Der Ruf des Dienstherrn erreichte Winfried Moselewski. spät. Der 59-Jährige ist erst seit 2017 als Militärpfarrer tätig. Bis dahin hatte er Funktionen als Gemeindehirte und Superintendent der evangelischen Kirche im östlichen Ruhrgebiet inne. „Am Anfang erschien es mir ein wenig merkwürdig, zwei Dienstherren zu dienen“, beschreibt er seine späte Berufung. Doch die Leitlinien beider Dienstherren, das durch christliche Grundwerte geprägte Grundgesetz für den Staat und die Bibel für die Kirche, sind sich in vielen Dingen ähnlich. In der Bibel wird jeder Mensch als 'Bild Gottes' geadelt. Das Grundgesetz basiert auf der unantastbaren Würde des Menschen. Beide Menschenbilder geben jedem Menschenleben einen hohen Wert. Diese Würde 'zu achten und zu schützen' ist die Grundlage und der Rahmen für den Auftrag der Bundeswehr. „Ich bin als Militärpfarrer stolz, die Truppe dabei unterstützen zu dürfen„, fasst es der Militärpfarrer zusammen.
Dieses Zusammenleben mitzugestalten, beschloss Winfried M. Anfang Mai, denn er war ein einsatzerfahrener Kandidat im Personalpool des Militärdekans. Der körperlich fitte Pfarrer mit vielen Eindrücken aus Afghanistan zögerte nicht lange, denn „ich wollte dauerhaft vor Ort sein und nicht auf Dienstreisebasis immer mal wieder ins Kontingent kommen“, erinnert sich der Militärpfarrer.
Der Prophet kommt in diesem Fall zum Berg
Auch für Militärpfarrer gibt es vor einem Einsatz Dinge zu erledigen, „ich habe einen Rucksack vom Kirchenamt bekommen, vollgepackt mit Sachen, die man für Gottesdienste und Seelsorge gebrauchen kann“, so Winfried M. Was, oder besser gesagt wer noch fehlte, war ein Pfarrhelfer.
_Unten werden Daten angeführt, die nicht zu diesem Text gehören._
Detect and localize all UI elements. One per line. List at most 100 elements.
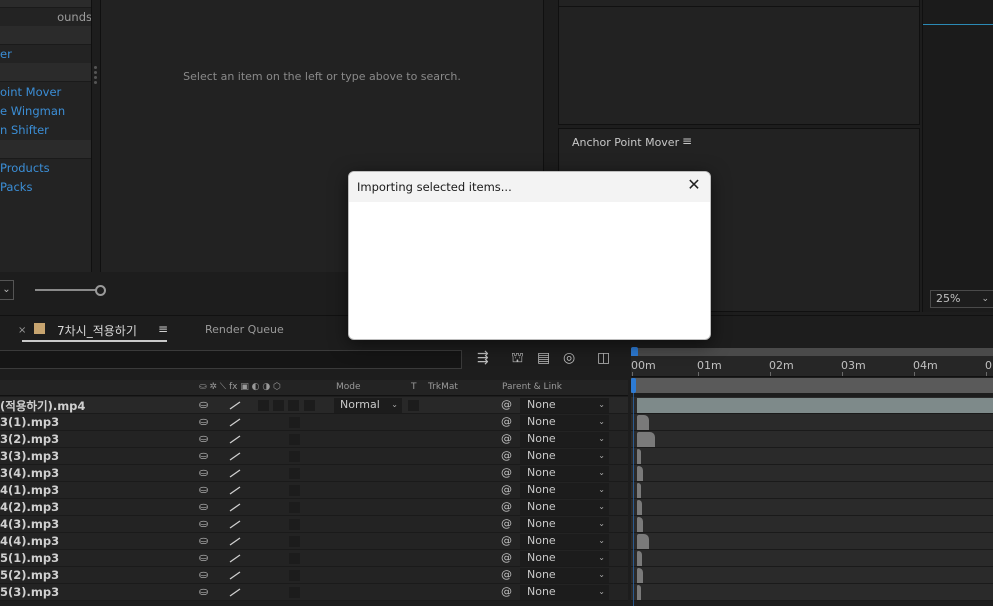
layer-duration-bar[interactable] <box>637 432 655 447</box>
layer-switch-box[interactable] <box>304 400 315 411</box>
parent-dropdown[interactable]: None ⌄ <box>520 449 609 464</box>
pick-whip-icon[interactable]: @ <box>501 398 512 411</box>
parent-dropdown[interactable]: None ⌄ <box>520 534 609 549</box>
quality-switch-icon[interactable] <box>229 537 241 546</box>
zoom-dropdown[interactable]: 25% ⌄ <box>930 290 993 308</box>
layer-duration-bar[interactable] <box>637 585 641 600</box>
list-item[interactable]: e Wingman <box>0 102 91 121</box>
parent-dropdown[interactable]: None ⌄ <box>520 415 609 430</box>
layer-switch-box[interactable] <box>289 485 300 496</box>
layer-name[interactable]: 3(1).mp3 <box>0 415 59 429</box>
layer-switch-box[interactable] <box>289 587 300 598</box>
hamburger-icon[interactable]: ≡ <box>682 134 692 148</box>
layer-name[interactable]: 4(2).mp3 <box>0 500 59 514</box>
quality-switch-icon[interactable] <box>229 520 241 529</box>
shy-switch-icon[interactable]: ⛀ <box>199 449 208 462</box>
pick-whip-icon[interactable]: @ <box>501 517 512 530</box>
pick-whip-icon[interactable]: @ <box>501 466 512 479</box>
panel-splitter-handle[interactable] <box>93 64 98 86</box>
trkmat-box[interactable] <box>408 400 419 411</box>
layer-duration-bar[interactable] <box>637 568 643 583</box>
composition-flowchart-icon[interactable]: ⇶ <box>477 350 489 366</box>
tab-composition[interactable]: 7차시_적용하기 <box>57 322 137 339</box>
parent-dropdown[interactable]: None ⌄ <box>520 568 609 583</box>
layer-duration-bar[interactable] <box>637 415 649 430</box>
shy-switch-icon[interactable]: ⛀ <box>199 534 208 547</box>
layer-name[interactable]: 4(1).mp3 <box>0 483 59 497</box>
pick-whip-icon[interactable]: @ <box>501 585 512 598</box>
layer-name[interactable]: 5(3).mp3 <box>0 585 59 599</box>
layer-row[interactable]: 3(1).mp3 ⛀ @ None ⌄ <box>0 414 628 431</box>
list-category-header[interactable] <box>0 26 91 45</box>
layer-name[interactable]: 4(4).mp3 <box>0 534 59 548</box>
pick-whip-icon[interactable]: @ <box>501 534 512 547</box>
layer-track[interactable] <box>631 414 993 431</box>
layer-switch-box[interactable] <box>289 553 300 564</box>
pick-whip-icon[interactable]: @ <box>501 449 512 462</box>
tab-render-queue[interactable]: Render Queue <box>205 323 284 336</box>
list-category-header[interactable] <box>0 0 91 8</box>
layer-row[interactable]: 4(4).mp3 ⛀ @ None ⌄ <box>0 533 628 550</box>
list-item[interactable]: Products <box>0 159 91 178</box>
list-item[interactable]: n Shifter <box>0 121 91 140</box>
layer-name[interactable]: 5(2).mp3 <box>0 568 59 582</box>
close-tab-icon[interactable]: × <box>18 325 26 336</box>
layer-row[interactable]: 3(3).mp3 ⛀ @ None ⌄ <box>0 448 628 465</box>
pick-whip-icon[interactable]: @ <box>501 568 512 581</box>
layer-duration-bar[interactable] <box>637 517 643 532</box>
layer-switch-box[interactable] <box>289 536 300 547</box>
layer-row[interactable]: 4(1).mp3 ⛀ @ None ⌄ <box>0 482 628 499</box>
layer-name[interactable]: 3(2).mp3 <box>0 432 59 446</box>
list-item[interactable]: ounds <box>0 8 91 25</box>
pick-whip-icon[interactable]: @ <box>501 483 512 496</box>
layer-track[interactable] <box>631 499 993 516</box>
layer-track[interactable] <box>631 550 993 567</box>
quality-switch-icon[interactable] <box>229 418 241 427</box>
parent-dropdown[interactable]: None ⌄ <box>520 483 609 498</box>
shy-layers-icon[interactable]: ⛫ <box>511 350 524 368</box>
layer-switch-box[interactable] <box>289 451 300 462</box>
layer-name[interactable]: 4(3).mp3 <box>0 517 59 531</box>
shy-switch-icon[interactable]: ⛀ <box>199 500 208 513</box>
layer-switch-box[interactable] <box>289 417 300 428</box>
list-item[interactable]: oint Mover <box>0 83 91 102</box>
quality-switch-icon[interactable] <box>229 401 241 410</box>
layer-duration-bar[interactable] <box>637 483 641 498</box>
time-navigator-bar[interactable] <box>631 347 993 357</box>
layer-switch-box[interactable] <box>289 570 300 581</box>
layer-track[interactable] <box>631 482 993 499</box>
layer-row[interactable]: 5(2).mp3 ⛀ @ None ⌄ <box>0 567 628 584</box>
layer-switch-box[interactable] <box>289 502 300 513</box>
layer-row[interactable]: (적용하기).mp4 ⛀ Normal ⌄ @ None ⌄ <box>0 397 628 414</box>
parent-dropdown[interactable]: None ⌄ <box>520 517 609 532</box>
layer-row[interactable]: 4(2).mp3 ⛀ @ None ⌄ <box>0 499 628 516</box>
shy-switch-icon[interactable]: ⛀ <box>199 415 208 428</box>
layer-track[interactable] <box>631 584 993 601</box>
quality-switch-icon[interactable] <box>229 503 241 512</box>
parent-dropdown[interactable]: None ⌄ <box>520 585 609 600</box>
quality-switch-icon[interactable] <box>229 571 241 580</box>
shy-switch-icon[interactable]: ⛀ <box>199 517 208 530</box>
parent-dropdown[interactable]: None ⌄ <box>520 432 609 447</box>
layer-track[interactable] <box>631 431 993 448</box>
parent-dropdown[interactable]: None ⌄ <box>520 398 609 413</box>
layer-duration-bar[interactable] <box>637 466 643 481</box>
current-time-indicator[interactable] <box>631 378 636 393</box>
layer-duration-bar[interactable] <box>637 534 649 549</box>
hamburger-icon[interactable]: ≡ <box>158 322 168 336</box>
timeline-search-input[interactable] <box>0 350 462 369</box>
shy-switch-icon[interactable]: ⛀ <box>199 551 208 564</box>
blend-mode-dropdown[interactable]: Normal ⌄ <box>334 398 402 413</box>
list-item[interactable]: Packs <box>0 178 91 197</box>
layer-name[interactable]: 3(3).mp3 <box>0 449 59 463</box>
layer-row[interactable]: 4(3).mp3 ⛀ @ None ⌄ <box>0 516 628 533</box>
shy-switch-icon[interactable]: ⛀ <box>199 585 208 598</box>
layer-track[interactable] <box>631 397 993 414</box>
layer-track[interactable] <box>631 567 993 584</box>
quality-switch-icon[interactable] <box>229 435 241 444</box>
pick-whip-icon[interactable]: @ <box>501 415 512 428</box>
motion-blur-icon[interactable]: ◎ <box>563 350 575 366</box>
pick-whip-icon[interactable]: @ <box>501 500 512 513</box>
layer-track[interactable] <box>631 533 993 550</box>
layer-duration-bar[interactable] <box>637 449 641 464</box>
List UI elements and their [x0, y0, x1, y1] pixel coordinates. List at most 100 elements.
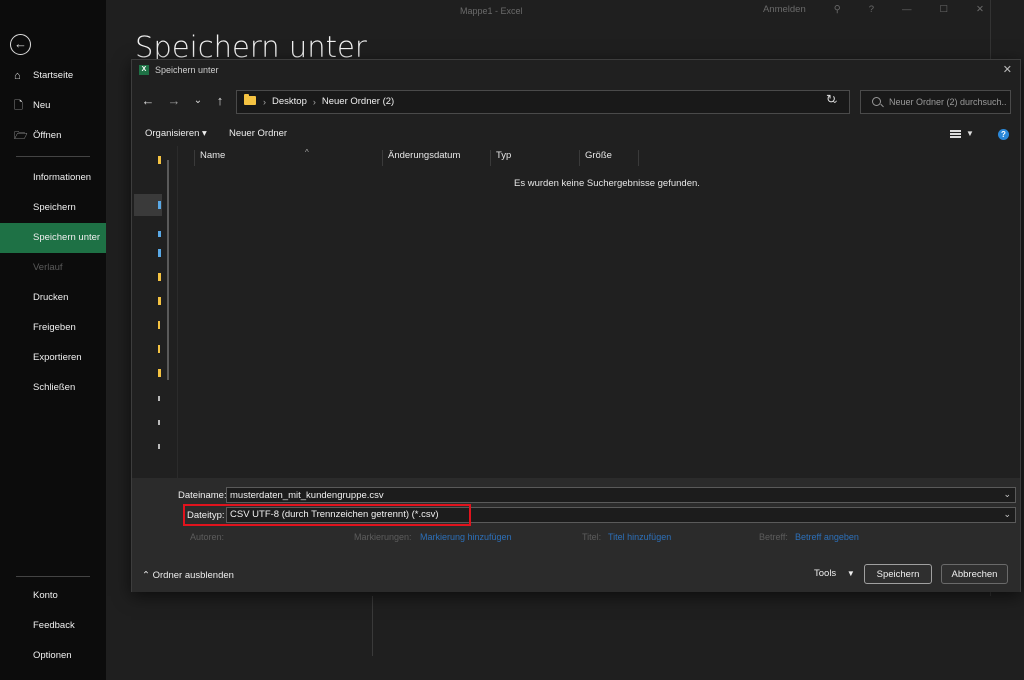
- nav-item-konto[interactable]: Konto: [0, 581, 106, 611]
- address-bar[interactable]: › Desktop › Neuer Ordner (2) ⌄: [236, 90, 850, 114]
- minimize-icon[interactable]: —: [902, 4, 912, 15]
- search-input[interactable]: [889, 94, 1007, 110]
- chevron-down-icon[interactable]: ⌄: [1003, 489, 1011, 500]
- dialog-titlebar: X Speichern unter ✕: [132, 60, 1020, 80]
- breadcrumb-separator-icon: ›: [312, 96, 316, 107]
- up-arrow-icon[interactable]: ↑: [212, 93, 228, 108]
- organize-button[interactable]: Organisieren ▾: [145, 128, 207, 139]
- empty-results-message: Es wurden keine Suchergebnisse gefunden.: [514, 178, 700, 189]
- nav-item-schliessen[interactable]: Schließen: [0, 373, 106, 403]
- dialog-toolbar: Organisieren ▾ Neuer Ordner ▼ ?: [132, 124, 1020, 144]
- drive-icon[interactable]: [158, 444, 160, 449]
- cancel-button[interactable]: Abbrechen: [941, 564, 1008, 584]
- sidebar-divider: [16, 576, 90, 577]
- hide-folders-label: Ordner ausblenden: [152, 570, 234, 581]
- view-options-icon[interactable]: [950, 130, 961, 138]
- folder-icon[interactable]: [158, 345, 160, 353]
- sidebar-divider: [16, 156, 90, 157]
- hide-folders-button[interactable]: ⌃ Ordner ausblenden: [142, 570, 234, 581]
- download-icon[interactable]: [158, 231, 161, 237]
- back-arrow-icon[interactable]: ←: [140, 93, 156, 108]
- folder-icon[interactable]: [158, 273, 161, 281]
- chevron-down-icon[interactable]: ▼: [966, 129, 974, 138]
- folder-icon[interactable]: [158, 156, 161, 164]
- sort-up-icon: ^: [305, 148, 309, 157]
- nav-item-label: Öffnen: [33, 130, 62, 141]
- nav-item-startseite[interactable]: ⌂ Startseite: [0, 61, 106, 91]
- filetype-highlight-box: [183, 504, 471, 526]
- new-folder-button[interactable]: Neuer Ordner: [229, 128, 287, 139]
- column-header-name[interactable]: Name ^: [194, 148, 382, 166]
- home-icon: ⌂: [14, 70, 21, 82]
- search-icon: [872, 97, 881, 106]
- nav-item-oeffnen[interactable]: 🗁 Öffnen: [0, 121, 106, 151]
- drive-icon[interactable]: [158, 396, 160, 401]
- breadcrumb: › Desktop › Neuer Ordner (2): [263, 96, 394, 107]
- save-as-dialog: X Speichern unter ✕ ← → ⌄ ↑ › Desktop › …: [131, 59, 1021, 592]
- add-title-link[interactable]: Titel hinzufügen: [608, 532, 671, 542]
- nav-item-drucken[interactable]: Drucken: [0, 283, 106, 313]
- close-icon[interactable]: ✕: [1003, 63, 1012, 76]
- nav-item-feedback[interactable]: Feedback: [0, 611, 106, 641]
- tools-label: Tools: [814, 568, 837, 579]
- column-header-label: Name: [200, 150, 226, 161]
- tags-label: Markierungen:: [354, 532, 412, 542]
- subject-label: Betreff:: [759, 532, 788, 542]
- folder-icon[interactable]: [158, 369, 161, 377]
- nav-item-speichern-unter[interactable]: Speichern unter: [0, 223, 106, 253]
- file-list: Name ^ Änderungsdatum Typ Größe Es wurde…: [178, 146, 1020, 478]
- breadcrumb-desktop[interactable]: Desktop: [272, 96, 307, 107]
- dialog-title: Speichern unter: [155, 65, 219, 75]
- nav-item-verlauf: Verlauf: [33, 262, 63, 273]
- column-header-size[interactable]: Größe: [579, 150, 639, 166]
- maximize-icon[interactable]: ☐: [940, 4, 949, 15]
- authors-label: Autoren:: [190, 532, 225, 542]
- column-header-date[interactable]: Änderungsdatum: [382, 150, 490, 166]
- title-label: Titel:: [582, 532, 602, 542]
- app-title: Mappe1 - Excel: [460, 6, 523, 16]
- open-folder-icon: 🗁: [14, 130, 28, 142]
- nav-item-neu[interactable]: 🗋 Neu: [0, 91, 106, 121]
- folder-icon[interactable]: [158, 321, 160, 329]
- help-icon[interactable]: ?: [998, 129, 1009, 140]
- backstage-sidebar: ← ⌂ Startseite 🗋 Neu 🗁 Öffnen Informatio…: [0, 0, 106, 680]
- folder-icon: [244, 94, 256, 105]
- navigation-pane-scrollbar[interactable]: [167, 160, 169, 380]
- divider: [372, 596, 373, 656]
- chevron-up-icon: ⌃: [142, 570, 150, 581]
- help-icon[interactable]: ?: [869, 4, 874, 15]
- desktop-icon[interactable]: [158, 201, 161, 209]
- filename-input[interactable]: [230, 489, 955, 501]
- close-icon[interactable]: ✕: [976, 4, 984, 15]
- chevron-down-icon: ▼: [846, 569, 855, 578]
- nav-item-label: Neu: [33, 100, 51, 111]
- forward-arrow-icon[interactable]: →: [166, 93, 182, 108]
- nav-item-label: Startseite: [33, 70, 74, 81]
- recent-locations-chevron-icon[interactable]: ⌄: [190, 95, 206, 106]
- new-document-icon: 🗋: [14, 100, 23, 112]
- drive-icon[interactable]: [158, 420, 160, 425]
- nav-item-informationen[interactable]: Informationen: [0, 163, 106, 193]
- add-subject-link[interactable]: Betreff angeben: [795, 532, 859, 542]
- folder-icon[interactable]: [158, 297, 161, 305]
- column-header-type[interactable]: Typ: [490, 150, 579, 166]
- nav-item-exportieren[interactable]: Exportieren: [0, 343, 106, 373]
- tools-button[interactable]: Tools ▼: [814, 568, 855, 579]
- breadcrumb-folder[interactable]: Neuer Ordner (2): [322, 96, 394, 107]
- add-tag-link[interactable]: Markierung hinzufügen: [420, 532, 512, 542]
- nav-item-optionen[interactable]: Optionen: [0, 641, 106, 671]
- coauthoring-icon[interactable]: ⚲: [834, 4, 841, 15]
- dialog-footer: Dateiname: ⌄ Dateityp: CSV UTF-8 (durch …: [132, 478, 1020, 592]
- save-button[interactable]: Speichern: [864, 564, 932, 584]
- filename-combobox: ⌄: [226, 487, 1016, 503]
- signin-link[interactable]: Anmelden: [763, 4, 806, 15]
- excel-icon: X: [139, 65, 149, 75]
- breadcrumb-separator-icon: ›: [263, 96, 266, 107]
- dialog-navbar: ← → ⌄ ↑ › Desktop › Neuer Ordner (2) ⌄ ↻: [132, 88, 1020, 118]
- nav-item-speichern[interactable]: Speichern: [0, 193, 106, 223]
- back-arrow-icon[interactable]: ←: [10, 34, 31, 55]
- document-icon[interactable]: [158, 249, 161, 257]
- refresh-icon[interactable]: ↻: [826, 92, 836, 106]
- nav-item-freigeben[interactable]: Freigeben: [0, 313, 106, 343]
- chevron-down-icon[interactable]: ⌄: [1003, 509, 1011, 520]
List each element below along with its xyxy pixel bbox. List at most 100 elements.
Der Militärpfarrer griff, wie schon bei seinem ersten Einsatz in Afghanistan, auf handverlesenes Personal zurück, das aus seiner räumlichen Nähe kommt. Und so saß er mit Oberstabsgefreiten Benjamin F., der in Ahlen stationiert ist, Anfang Mai im A400M.
Das Einsatzkontingent hat unterdessen vieles vorbereitet und geregelt. „Es war sofort ein Fahrzeug für uns da, und auch ein Container als provisorischer Arbeitsraum war in kurzer Zeit organisiert“, freut sich der Geistliche. Noch fehlende Infrastruktur für Gottesdienste und Bereiche für die Tätigkeiten der Seelsorge stellen ein Manko dar. „Doch es ist glücklicherweise Sommer, und man kann vieles draußen machen“, lächelt Winfried M.
Die ersten Fäden werden geknüpft
In den ersten Tagen legte der Pfarrer auch einige Kilometer zurück – jedoch nicht nur mit dem Dienstwagen, sondern auch auf der Platzrunde des Flughafens. „Die ein oder andere Idee für eine Predigt kommt mir auch gern mal beim Joggen“, weiß der Militärpfarrer zu berichten. Es gibt in der Bibel viele Aussagen, die sich auf das Leben einer Einsatzsoldatin- oder eines -soldaten übertragen lassen. Darüber hinaus gibt es auch einen Ideenfundus an Bibeltexten, aus denen sich mit ein wenig Phantasie und Kreativität auch Herausforderungen für ein Einsatzkontingent herauslesen lassen. Eine Predigt ist jedoch immer situationsbezogen und individuell.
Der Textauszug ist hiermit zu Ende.